Friendship Animal Hospital, P.C.

9825 S. Mason Rd., Suite 150
Richmond, TX 77406


Senior Cat Preventive Care Guidelines

Classification by Age


Everyone ages on a spectrum, and individuals age at different rates.  One convenient way to classify cats based on age is as follows:

  • Mature or middle aged: 7-10 years
  • Senior: 11-14 years
  • Geriatric: 15+ years


Old Age is NOT a Disease

  • The incidence of certain health problems increases over time, including:
    • Osteoarthritis
    • Decreased skin elasticity
    • Reduced stress tolerance
    • Altered social standing
    • Altered sleep/wake cycle
    • Decreased hearing and sense of smell
    • Brittle nails
    • Decreased digestion/absorption of fat
  • Other diseases to watch for in the older cat:
    • Obesity or loss of weight/muscle mass
    • Dental disease
    • Kidney disease
    • Constipation
    • Pancreatitis, inflammatory bowel disease
    • Diabetes mellitus
    • Thyroid disease
    • Heart or lung disease
    • Decreased or loss of vision, diseases of the iris, lens, or retina
    • Hypertension
    • Cancer
    • Cognitive dysfunction/ senility




Senior cats need regular check ups (every 6 months) to:

  • monitor for early detection of disease
  • evaluate for parasites and maintain a healthy parasite control program that protects both the cat and the family. 
  • address behavior issues
  • implement a vaccine series to protect from preventable infectious diseases





Senior cats should have the following vaccines:

  • FVRCP (Feline Viral Rhinotracheitis, Calicivirus, and Panleukopenia) vaccine:
    • Core vaccine (all cats need this)
    • Recommended only every 3 years
  • Rabies vaccine:
    • Core vaccine (all cats need this)
    • Boost yearly
    • Note***: We use a non-adjuvanted rabies vaccine for cats.  (See note below regarding adjuvant).  This vaccine is labeled for yearly boosters.  If the manufacturer gains USDA approval for longer booster intervals, then we will legally be able to reduce the frequency of this vaccine.
  • FeLV (Feline Leukemia) Vaccine:
    • Non-core vaccine: recommended only for at risk cats
    • Boost yearly if indicated by risk of exposure


***  Adjuvant is a chemical that is added to vaccines to encourage a stronger response from the patient's immune system.  However, it also appears to increase the risk of vaccine-related skin tumors.  We use only cat vaccines without adjuvant, and vaccinate only as much as is medically indicated, in order to reduce the risk of vaccine-associated sarcomas in our feline patients.  ***


Parasite Control


In the Gulf Coast region, which is endemic for heartworms, all cats need a monthly heartworm preventive.
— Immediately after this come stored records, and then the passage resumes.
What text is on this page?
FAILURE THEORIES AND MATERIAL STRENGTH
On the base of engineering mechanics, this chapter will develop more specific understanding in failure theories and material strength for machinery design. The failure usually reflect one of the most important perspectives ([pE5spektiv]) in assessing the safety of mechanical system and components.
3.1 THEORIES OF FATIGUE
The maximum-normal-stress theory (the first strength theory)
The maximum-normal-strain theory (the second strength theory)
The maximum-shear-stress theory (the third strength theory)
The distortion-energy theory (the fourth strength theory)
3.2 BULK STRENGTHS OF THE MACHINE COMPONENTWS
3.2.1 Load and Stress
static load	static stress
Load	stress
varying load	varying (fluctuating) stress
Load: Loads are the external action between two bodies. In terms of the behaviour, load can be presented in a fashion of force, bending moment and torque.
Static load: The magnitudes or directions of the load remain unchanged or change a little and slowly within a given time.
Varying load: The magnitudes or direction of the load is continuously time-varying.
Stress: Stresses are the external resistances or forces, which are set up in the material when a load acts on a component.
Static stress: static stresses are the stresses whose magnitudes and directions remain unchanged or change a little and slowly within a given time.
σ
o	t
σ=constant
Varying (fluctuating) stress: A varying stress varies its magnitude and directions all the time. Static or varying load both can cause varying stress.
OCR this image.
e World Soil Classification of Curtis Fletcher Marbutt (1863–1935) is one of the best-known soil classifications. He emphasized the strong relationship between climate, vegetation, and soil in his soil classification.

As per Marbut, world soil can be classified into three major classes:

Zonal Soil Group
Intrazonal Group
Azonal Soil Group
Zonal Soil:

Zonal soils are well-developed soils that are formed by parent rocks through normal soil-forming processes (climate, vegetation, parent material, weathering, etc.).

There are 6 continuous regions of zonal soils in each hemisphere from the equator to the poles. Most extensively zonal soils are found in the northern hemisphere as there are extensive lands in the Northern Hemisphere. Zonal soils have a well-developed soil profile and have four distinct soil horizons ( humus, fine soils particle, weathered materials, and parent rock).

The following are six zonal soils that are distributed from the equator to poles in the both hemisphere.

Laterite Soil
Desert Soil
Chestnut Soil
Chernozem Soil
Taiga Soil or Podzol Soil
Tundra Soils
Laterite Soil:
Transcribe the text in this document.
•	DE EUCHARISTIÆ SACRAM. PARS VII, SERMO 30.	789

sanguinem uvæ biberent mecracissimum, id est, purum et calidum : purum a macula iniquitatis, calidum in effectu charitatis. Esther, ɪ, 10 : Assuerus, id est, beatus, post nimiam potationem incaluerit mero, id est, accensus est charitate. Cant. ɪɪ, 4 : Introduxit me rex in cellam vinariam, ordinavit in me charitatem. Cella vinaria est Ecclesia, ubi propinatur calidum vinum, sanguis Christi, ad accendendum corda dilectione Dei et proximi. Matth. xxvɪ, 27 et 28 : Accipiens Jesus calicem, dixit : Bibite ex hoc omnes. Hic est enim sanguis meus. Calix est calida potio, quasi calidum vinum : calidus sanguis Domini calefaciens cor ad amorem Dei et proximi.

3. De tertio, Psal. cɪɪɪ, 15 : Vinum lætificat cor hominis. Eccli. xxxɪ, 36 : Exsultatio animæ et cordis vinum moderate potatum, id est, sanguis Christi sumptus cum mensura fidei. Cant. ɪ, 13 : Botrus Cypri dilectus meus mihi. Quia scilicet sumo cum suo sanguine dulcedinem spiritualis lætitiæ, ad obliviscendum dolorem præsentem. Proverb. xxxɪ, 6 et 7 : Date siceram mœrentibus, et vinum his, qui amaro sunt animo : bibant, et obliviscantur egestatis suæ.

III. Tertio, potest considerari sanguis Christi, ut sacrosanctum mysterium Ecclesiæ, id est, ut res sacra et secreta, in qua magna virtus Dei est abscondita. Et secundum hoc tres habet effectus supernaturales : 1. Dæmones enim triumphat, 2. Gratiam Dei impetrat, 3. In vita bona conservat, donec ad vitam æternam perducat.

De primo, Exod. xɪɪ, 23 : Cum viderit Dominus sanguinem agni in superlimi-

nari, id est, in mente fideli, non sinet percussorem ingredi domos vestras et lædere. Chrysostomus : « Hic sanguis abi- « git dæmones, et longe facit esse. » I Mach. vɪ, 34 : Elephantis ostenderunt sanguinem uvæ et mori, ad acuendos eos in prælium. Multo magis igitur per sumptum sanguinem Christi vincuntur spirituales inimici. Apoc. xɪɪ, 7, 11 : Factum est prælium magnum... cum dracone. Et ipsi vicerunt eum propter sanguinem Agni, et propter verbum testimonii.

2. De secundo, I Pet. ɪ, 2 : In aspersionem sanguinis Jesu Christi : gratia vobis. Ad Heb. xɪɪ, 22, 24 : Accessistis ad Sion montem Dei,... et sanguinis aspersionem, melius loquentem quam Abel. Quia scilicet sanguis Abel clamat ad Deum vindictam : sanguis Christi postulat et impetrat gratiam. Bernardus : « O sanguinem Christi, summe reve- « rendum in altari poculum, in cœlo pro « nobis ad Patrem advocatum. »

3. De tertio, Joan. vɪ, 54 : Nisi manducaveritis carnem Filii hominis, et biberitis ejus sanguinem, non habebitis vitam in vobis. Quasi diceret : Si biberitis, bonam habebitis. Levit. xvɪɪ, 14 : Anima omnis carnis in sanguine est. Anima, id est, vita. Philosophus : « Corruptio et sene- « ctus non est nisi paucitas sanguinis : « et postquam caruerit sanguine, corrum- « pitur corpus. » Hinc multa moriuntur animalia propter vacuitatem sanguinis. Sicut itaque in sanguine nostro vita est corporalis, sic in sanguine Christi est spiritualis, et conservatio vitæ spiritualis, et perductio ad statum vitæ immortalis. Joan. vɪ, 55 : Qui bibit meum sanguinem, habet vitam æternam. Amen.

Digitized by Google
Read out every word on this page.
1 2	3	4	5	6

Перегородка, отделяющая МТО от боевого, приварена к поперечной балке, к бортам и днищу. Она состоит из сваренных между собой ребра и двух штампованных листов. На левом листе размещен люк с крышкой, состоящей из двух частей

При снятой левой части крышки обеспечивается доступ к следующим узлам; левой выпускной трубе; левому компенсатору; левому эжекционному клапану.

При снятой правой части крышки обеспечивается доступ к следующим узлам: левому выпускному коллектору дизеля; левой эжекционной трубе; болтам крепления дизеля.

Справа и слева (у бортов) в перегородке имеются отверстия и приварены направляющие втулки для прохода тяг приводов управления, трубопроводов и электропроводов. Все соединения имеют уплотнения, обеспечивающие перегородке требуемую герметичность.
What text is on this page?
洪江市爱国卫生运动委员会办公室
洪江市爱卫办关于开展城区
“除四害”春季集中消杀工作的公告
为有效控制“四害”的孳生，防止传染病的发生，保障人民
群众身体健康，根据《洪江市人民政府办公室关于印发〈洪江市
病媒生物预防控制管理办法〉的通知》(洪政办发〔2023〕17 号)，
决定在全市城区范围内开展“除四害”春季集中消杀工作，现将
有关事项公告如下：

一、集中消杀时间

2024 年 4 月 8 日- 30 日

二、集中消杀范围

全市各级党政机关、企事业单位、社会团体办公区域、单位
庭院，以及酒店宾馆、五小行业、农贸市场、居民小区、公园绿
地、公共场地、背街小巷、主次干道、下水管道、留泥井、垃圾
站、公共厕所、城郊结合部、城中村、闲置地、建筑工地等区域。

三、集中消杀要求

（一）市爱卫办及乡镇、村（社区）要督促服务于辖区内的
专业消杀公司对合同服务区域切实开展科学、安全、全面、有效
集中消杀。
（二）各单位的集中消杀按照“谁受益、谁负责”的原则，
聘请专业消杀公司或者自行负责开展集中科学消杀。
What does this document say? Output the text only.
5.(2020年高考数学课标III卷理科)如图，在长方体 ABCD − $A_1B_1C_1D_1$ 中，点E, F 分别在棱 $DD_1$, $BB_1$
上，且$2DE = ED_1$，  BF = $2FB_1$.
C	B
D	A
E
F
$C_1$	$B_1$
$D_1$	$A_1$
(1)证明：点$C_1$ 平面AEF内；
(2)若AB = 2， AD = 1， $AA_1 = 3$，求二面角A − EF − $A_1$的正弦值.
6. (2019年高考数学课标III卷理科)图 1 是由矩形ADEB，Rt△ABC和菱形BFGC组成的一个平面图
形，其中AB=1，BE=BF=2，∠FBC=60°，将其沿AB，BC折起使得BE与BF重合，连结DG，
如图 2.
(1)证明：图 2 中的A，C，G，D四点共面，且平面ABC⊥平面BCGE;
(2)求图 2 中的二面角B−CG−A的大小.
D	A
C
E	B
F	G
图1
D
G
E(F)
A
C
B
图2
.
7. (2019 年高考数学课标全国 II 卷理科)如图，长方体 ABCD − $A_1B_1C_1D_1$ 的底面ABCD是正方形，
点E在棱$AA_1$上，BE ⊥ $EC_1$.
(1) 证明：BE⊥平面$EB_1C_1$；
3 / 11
Cats should be checked for intestinal parasites

  • 1-2 times a year
  • If parasites are found, a follow up test should be performed to verify successful treatment
  • See the Companion Animal Parasite Council (CAPC) Guidelines and info available at




    Feline Leukemia Virus and Feline Immunodeficiency Virus Testing


Testing for FeLV (feline leukemia virus) and FIV (feline immunodeficiency virus) is indicated:

  • Yearly if there is potential for exposure (especially unsupervised outdoor activity)
  • Prior to vaccinating for FeLV virus
  • All sick cats
  • Prior to entering a new household, regardless of age
  • 28 days or more after potential exposure to FeLV, and 60 days or more after potential exposure to FIV


    Early Disease Detection Testing



Mature Cats (7-10 years)

Senior/Geriatric Cats (> 10 years)

Complete Blood Count



Chemistry screen






Thyroid hormone (T4)



Blood Pressure




Nutrition and Weight Management

Frequency and Calories

  • Feeding small meals frequently increases digestive availability of nutrients
  • Adjust calories based on body condition score


Water intake

  • Increased fresh water intake is important as older cats are more prone to conditions that predispose to dehydration and subsequent constipation
  • Consider offering canned food
  • Use multiple water dishes
  • Tuna juice ice cubes
  • Water added to dry food
  • Drinking fountains


If a diet change is needed

  • Gradual changes over weeks to months may be needed
  • Offer the new food as a choice, rather than mixing it with the current food
  • Appetite stimulants may occasionally be indicated
  • Consider feeding a variety of quality canned and dry foods
  • Consider placing food in a variety of places around the house to encourage smaller, frequent meals.


Environmental Enrichment and Quality of Life


Keeping cats inside protects them from a variety of injuries and infectious disease and makes it easier to monitor for subtle changes.

  • Enriching the environment or allowing cats to be in a strictly supervised outdoor environment or enclosure is key to providing quality of life.
  • Provide companionship with regular human interaction
  • As chronic illnesses become more common in these age groups, it becomes more important to be vigilant for control of pain and distress and to monitor for quality of life.